Ce qui est terrible quand on veut tenter un truc, c’est le manque d’encouragement. Tu fais pas le truc bien alors laisse tomber ! Mais enfin, est-ce qu’il vaut mieux ne pas faire “un peu” plutôt que pas du tout ? N’a-t-on pas le droit d’essayer, de tâter le terrain pour trouver notre équilibre, sans que ceux qui ont expérimenté il y a dix ans et trouvé leur juste milieu viennent nous expliquer qu’on fait mal ? Je ne suis pas opposée à la critique, qu’on me présente des alternatives mais vous pourriez le faire sans agressivité ou condescendance ? J’ai parlé plusieur fois du Miracle morning, je suis toujours effarée par ceux qui appliquent les SAVERS à la lettre alors que ça leur convient pas. D’ailleurs, le Miracle morning n’est pas pour tout le monde, wake up. Perso, si je le reprends, ce sera une vingtaine de minutes de yoga du matin, un peu d’écriture et basta. Parce que ces deux choses sont les seules raisons qui me feraient lever plus tôt, avoir le temps de les réaliser. Je ne dis pas que les SAVERS, c’est nul. Je dis juste que ça convient très bien à l’auteur du livre, pas forcément à tout le monde.

Meditation
(c) Sage Friedman

Mon pire juge : moi

L’impératif de perfection, c’est aussi notre nous impitoyable qui nous l’impose. On imagine le petit ange et le petit démon pour illustrer nos dilemmes. J’en rajoute un troisième : la punitrice.
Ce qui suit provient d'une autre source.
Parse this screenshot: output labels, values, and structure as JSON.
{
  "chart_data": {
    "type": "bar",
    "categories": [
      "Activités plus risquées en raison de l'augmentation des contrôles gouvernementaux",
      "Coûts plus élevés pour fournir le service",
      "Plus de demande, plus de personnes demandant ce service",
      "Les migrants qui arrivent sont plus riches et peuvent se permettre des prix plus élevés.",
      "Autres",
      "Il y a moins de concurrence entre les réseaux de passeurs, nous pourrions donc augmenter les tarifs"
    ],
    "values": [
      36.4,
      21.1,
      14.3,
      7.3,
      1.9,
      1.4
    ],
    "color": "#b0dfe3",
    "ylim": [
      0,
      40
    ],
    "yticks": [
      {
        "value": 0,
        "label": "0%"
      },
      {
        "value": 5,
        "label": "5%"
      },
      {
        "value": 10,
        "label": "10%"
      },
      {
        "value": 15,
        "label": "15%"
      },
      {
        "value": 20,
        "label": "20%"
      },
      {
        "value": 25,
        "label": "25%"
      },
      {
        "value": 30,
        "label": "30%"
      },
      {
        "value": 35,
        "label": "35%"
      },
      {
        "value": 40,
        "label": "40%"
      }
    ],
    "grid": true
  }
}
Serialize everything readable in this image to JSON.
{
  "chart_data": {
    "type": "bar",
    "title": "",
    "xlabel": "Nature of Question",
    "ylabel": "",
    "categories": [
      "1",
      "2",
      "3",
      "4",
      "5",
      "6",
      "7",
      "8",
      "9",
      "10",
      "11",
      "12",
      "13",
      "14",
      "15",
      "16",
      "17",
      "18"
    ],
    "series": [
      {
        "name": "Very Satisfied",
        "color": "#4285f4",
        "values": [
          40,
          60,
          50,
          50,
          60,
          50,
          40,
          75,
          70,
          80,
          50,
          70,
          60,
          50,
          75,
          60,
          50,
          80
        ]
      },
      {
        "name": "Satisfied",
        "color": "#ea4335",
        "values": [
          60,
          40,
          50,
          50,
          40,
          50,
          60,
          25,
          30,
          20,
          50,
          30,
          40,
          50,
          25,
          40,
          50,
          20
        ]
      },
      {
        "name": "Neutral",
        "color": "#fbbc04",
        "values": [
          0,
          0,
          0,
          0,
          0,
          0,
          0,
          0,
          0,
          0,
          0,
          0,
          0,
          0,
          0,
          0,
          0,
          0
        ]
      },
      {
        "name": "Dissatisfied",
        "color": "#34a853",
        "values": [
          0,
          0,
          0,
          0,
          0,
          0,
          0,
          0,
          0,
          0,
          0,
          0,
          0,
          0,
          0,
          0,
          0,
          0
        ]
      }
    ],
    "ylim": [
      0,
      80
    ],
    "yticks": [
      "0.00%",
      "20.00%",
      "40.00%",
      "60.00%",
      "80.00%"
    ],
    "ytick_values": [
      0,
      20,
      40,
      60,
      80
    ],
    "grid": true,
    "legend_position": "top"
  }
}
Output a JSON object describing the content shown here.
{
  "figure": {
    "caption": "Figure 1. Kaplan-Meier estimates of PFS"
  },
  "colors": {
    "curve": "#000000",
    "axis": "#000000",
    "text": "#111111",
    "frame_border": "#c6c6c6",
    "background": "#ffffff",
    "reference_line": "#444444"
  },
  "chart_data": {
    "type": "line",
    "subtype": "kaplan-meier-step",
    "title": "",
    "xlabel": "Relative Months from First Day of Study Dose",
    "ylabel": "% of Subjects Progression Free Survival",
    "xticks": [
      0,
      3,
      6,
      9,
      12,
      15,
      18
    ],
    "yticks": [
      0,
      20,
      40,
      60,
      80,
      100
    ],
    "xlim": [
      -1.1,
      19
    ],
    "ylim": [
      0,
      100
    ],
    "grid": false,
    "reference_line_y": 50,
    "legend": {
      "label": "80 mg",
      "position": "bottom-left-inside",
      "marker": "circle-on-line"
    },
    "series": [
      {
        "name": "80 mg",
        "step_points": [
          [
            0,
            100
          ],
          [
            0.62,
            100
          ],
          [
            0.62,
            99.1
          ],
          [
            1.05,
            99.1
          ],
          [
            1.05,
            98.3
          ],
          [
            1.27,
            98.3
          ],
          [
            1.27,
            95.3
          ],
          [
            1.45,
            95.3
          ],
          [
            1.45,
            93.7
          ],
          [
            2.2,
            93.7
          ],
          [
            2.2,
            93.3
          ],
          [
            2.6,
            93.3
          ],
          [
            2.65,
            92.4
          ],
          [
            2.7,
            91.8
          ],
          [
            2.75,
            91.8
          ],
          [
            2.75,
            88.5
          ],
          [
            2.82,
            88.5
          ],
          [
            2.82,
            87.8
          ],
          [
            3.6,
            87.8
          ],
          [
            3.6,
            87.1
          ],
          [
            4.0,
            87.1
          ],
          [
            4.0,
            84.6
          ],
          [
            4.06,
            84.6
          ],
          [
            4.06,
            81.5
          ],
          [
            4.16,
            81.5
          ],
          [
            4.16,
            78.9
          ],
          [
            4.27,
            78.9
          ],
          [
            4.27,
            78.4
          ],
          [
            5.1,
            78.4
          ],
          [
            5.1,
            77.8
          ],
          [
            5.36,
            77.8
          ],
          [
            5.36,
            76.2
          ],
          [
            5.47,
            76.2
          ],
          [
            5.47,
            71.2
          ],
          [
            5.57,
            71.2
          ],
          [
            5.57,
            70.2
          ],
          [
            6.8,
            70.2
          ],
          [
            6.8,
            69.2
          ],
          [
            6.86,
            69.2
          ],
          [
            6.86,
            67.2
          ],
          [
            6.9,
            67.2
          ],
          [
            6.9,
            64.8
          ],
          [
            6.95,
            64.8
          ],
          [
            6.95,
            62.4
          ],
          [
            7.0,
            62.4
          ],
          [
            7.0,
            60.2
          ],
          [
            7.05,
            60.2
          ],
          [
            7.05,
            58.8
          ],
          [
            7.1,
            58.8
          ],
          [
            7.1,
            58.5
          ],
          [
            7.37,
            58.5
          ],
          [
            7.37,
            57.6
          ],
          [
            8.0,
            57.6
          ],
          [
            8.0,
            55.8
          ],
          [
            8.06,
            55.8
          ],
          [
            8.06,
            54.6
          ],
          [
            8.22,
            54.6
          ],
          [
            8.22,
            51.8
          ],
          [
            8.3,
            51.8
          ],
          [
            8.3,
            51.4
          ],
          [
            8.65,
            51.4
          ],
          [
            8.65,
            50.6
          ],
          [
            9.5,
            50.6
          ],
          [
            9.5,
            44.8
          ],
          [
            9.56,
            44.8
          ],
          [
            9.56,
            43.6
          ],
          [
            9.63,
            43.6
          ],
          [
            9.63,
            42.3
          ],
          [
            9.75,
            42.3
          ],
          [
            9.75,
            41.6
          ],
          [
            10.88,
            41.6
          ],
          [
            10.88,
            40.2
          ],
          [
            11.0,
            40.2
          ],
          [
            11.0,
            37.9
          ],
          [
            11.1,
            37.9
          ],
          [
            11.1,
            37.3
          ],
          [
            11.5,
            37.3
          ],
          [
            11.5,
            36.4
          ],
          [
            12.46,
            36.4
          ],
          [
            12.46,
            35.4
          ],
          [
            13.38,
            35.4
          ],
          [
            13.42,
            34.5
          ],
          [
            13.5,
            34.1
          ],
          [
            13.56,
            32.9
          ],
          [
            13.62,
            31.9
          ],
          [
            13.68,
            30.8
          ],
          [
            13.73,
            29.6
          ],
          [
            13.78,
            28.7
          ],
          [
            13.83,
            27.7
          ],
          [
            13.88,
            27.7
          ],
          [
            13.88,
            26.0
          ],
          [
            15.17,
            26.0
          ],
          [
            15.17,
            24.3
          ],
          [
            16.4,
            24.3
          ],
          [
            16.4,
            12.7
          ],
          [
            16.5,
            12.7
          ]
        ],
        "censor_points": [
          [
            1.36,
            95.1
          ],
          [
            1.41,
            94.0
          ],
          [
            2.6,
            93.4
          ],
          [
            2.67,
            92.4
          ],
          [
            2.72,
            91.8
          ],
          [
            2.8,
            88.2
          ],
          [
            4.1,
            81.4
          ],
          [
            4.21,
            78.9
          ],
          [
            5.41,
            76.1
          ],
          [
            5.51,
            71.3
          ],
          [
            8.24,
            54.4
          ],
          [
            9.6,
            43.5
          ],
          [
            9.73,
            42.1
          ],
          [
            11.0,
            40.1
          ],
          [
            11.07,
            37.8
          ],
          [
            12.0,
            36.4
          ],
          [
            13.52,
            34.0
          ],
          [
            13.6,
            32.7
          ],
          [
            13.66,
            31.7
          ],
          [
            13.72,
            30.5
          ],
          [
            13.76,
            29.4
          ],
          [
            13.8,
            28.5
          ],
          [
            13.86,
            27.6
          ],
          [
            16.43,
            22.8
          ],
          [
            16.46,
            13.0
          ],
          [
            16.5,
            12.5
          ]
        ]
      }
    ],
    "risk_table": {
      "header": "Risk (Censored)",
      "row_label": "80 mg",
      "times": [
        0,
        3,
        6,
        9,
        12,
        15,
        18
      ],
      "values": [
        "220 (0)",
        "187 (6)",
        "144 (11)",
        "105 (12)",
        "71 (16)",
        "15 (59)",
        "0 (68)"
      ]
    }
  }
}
Celle qui me fouette quand je fais un pas de travers et va me culpabiliser pendant des heures. Bouh, t’as pas fait ton jeûne et t’as mangé des sushis à la place ! Oh, t’as traîné au lit plutôt que de te lever faire ton sport. Bouh, tu prends encore l’avion alors que la planète brûle. Tu es une ratée, un déchet ! Elle est horrible, cette voix. Sauf que, à un moment, il faut choisir ses imperfections. Oui, je prends l’avion mais j’ai pas de voiture individuelle. Je prends des longs courriers et je choisis le train dès que je peux. Pas juste parce que je préfère . Je suis désespérée de voir un jour une offre de trains inter capitales européennes. On a renoncé à nos destinations mystères cette année pour arrêter les courts et moyens courriers. Je pourrais en lister des trouzaines d’exemples comme ça. Des trucs où je me dis que je suis moyen en phase avec mes convictions. Sauf qu’il faut admettre qu’on ne sera pas parfait en toute circonstance. Et c’est pas grave.

Ca fait partie du lâcher prise. Ne pas chercher la perfection à tout prix, le 20/20 flamboyant. Donc ce soir, c’est bouillon et puis c’est tout.